A Teacher Strike Even Conservatives Can Support

There’s an old joke — dating back at least to the 1980s, when Polish labor leader Lech Walesa helped to defeat the Soviet Union — that the definition of an American neoconservative is someone who loves labor unions, just so long as the unions are in enemy countries.

I’ve heard it told for years in at least two distinct tones. There’s a version with an edge, as an exasperated accusation made by American labor leaders who wish they’d get more support at home from Republicans. And there’s a self-deprecating version, as told by people on the center-right to deflect criticism that they are union-busters or otherwise opposed to the working man or woman.

Perhaps it’s time for third version of the joke, one focused on education reform. A neoconservative is someone who likes teacher strikes, so long as they are in Iran.

After all, what better place? That was my thought upon reading the news, on the website of a small Washington-based organization called the Islamic State of Iran Crime Research Center, that teachers in Iran “have been sitting down in protest across various Iranian provinces, both inside classrooms, and outside their schools.”

Radio Farda, the Iran channel of the American government’s Radio Free Europe/Radio Liberty, has more details: “A third round of nationwide teachers’ strikes in Iran entered its third day March 5, with teachers across the country holding sit-ins in their school principals’ offices to demand better pay, the right to form unions, and the freeing of all jailed teachers’ rights activists. The three-day strike was organized by the Coordinating Council of Teachers Syndicates in Iran (CCTSI), which reported that teachers at more than 1,000 primary and secondary schools in 100 cities participated.”

The Radio Farda report goes on: “Iranian teachers are also demanding the removal of all legal hurdles for the establishment of independent trade unions and the immediate release of their jailed colleagues.
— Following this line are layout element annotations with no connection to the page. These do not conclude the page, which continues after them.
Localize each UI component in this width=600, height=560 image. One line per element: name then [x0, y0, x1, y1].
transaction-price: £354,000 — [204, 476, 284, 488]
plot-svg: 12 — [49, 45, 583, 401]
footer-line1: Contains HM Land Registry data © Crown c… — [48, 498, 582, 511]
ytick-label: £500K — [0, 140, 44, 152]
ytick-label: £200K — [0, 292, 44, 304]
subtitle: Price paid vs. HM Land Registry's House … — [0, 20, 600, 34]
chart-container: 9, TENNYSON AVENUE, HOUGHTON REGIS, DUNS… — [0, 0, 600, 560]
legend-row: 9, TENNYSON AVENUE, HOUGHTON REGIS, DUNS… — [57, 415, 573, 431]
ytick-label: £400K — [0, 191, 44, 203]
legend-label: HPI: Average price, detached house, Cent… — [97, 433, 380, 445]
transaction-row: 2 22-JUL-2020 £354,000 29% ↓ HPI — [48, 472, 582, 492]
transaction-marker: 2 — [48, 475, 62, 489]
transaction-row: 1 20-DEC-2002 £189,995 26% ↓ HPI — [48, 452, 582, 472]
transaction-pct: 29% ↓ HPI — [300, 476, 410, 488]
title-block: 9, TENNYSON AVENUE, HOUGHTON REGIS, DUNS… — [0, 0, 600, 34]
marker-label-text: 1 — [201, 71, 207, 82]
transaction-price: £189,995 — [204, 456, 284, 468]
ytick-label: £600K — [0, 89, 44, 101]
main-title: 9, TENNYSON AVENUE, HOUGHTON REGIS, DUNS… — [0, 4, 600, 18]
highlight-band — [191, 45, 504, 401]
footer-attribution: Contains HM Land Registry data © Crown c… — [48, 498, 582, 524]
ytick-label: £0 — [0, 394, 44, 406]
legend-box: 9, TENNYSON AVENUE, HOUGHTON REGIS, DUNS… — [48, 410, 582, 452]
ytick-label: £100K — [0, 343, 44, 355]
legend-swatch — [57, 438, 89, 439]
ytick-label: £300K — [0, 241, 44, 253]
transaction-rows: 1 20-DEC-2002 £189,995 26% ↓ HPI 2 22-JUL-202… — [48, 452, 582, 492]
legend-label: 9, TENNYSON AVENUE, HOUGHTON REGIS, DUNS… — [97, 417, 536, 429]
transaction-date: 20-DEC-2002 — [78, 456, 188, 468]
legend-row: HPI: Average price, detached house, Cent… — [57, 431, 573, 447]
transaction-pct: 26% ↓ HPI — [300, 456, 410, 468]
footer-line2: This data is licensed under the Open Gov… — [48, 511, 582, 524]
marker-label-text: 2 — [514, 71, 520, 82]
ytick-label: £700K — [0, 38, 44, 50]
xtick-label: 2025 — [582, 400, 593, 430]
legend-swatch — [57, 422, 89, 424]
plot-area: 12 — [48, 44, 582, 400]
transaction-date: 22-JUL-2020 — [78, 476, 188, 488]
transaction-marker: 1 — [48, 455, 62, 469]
Several teachers, including Esmaeil Abdi, Mahmoud Beheshti Langarudi, Mohammad Habibi, Rouhollah Mardani, and Abdul Reza Qanbari are behind bars. They are accused of various ‘security crimes,’ but labor rights activists say they were jailed for their participation in teachers’ union activities.”

According to Radio Farda, Habibi “has been sentenced to lashes.”

Hashem Khastar, the head of the teachers union in Mashad, Iran’s second-largest city, “was recently abducted by plainclothesmen. Days later his family discovered that he was shackled to a bed at a psychiatric hospital,” Radio Farda reports.

In the past, American teachers unions have spoken out in support of their Iranian colleagues. The National Education Association issued a statement in 2010 condemning Iran’s execution of an Iranian teacher named Farzad Kamangar, whose trial lasted five minutes. The president of the American Federation of Teachers, Randi Weingarten, issued a January 2, 2018, statement “supporting the protesters in Iran” saying, “the AFT supports all people fighting for basic dignity and rights.”

The March 2019 Iran teacher strikes don’t appear to have prompted formal public statements by the American union leaders, who have lately been preoccupied with contract negotiations in Oakland, Calif., and by teacher walkouts in Los Angeles and Denver.

Teachers unions here in America have plenty of harsh critics. But I’ve never heard one of those critics suggest that union leaders should be punished with lashes, execution, or being shackled to the bed of a psychiatric hospital.

I can hear the history teachers now getting ready to point out that plenty of union organizers and activists here in the U.S. have been brutally beat up, too. But one needn’t airbrush American labor history or minimize the real challenges faced by American union organizers to understand the difference between contemporary America and Iran on these issues. In fact, the distinction between free and unfree societies is something you’d hope American students might learn in school.

The U.S. labor leaders of the 1980s, after all, were able to criticize Reagan’s handling of the air traffic controllers while also working with him to support Walesa’s Solidarity movement against the Communists in Poland, where so-called union leaders were appointed by the government rather than freely elected by members.

Richard Kahlenberg tells some of this story in his biography of longtime American Federation of Teachers president Albert Shanker. As Kahlenberg tells it, on Poland, “if anything, Shanker was more hard-line than Ronald Reagan.” The book recounts how Solidarity’s managing director of press and information, Zygmunt Przetakiewicz, established a U.S. office at the headquarters of the United Federation of Teachers in New York City, an AFT affiliate. Radio Moscow accused Shanker of being a CIA stooge. Shanker, in a newspaper column quoted by Kahlenberg, faulted Reagan for responding initially to martial law in Poland with “silence, then mushiness and evasion.”

The threats posed by Iran’s nuclear ambitions, regional adventurism, Islamist terrorism, and human rights abuses are different from those that were posed by Soviet Communism. And today’s American teacher union leaders are different from those of the 1980s. Maybe, though, there are similarities, too. It could be an opportunity not only to revise and retell an old joke, but also to recover some elements of the unlikely political alliance that helped contribute to Cold War victory and to an expansion of human freedom.

Ira Stoll is managing editor of Education Next.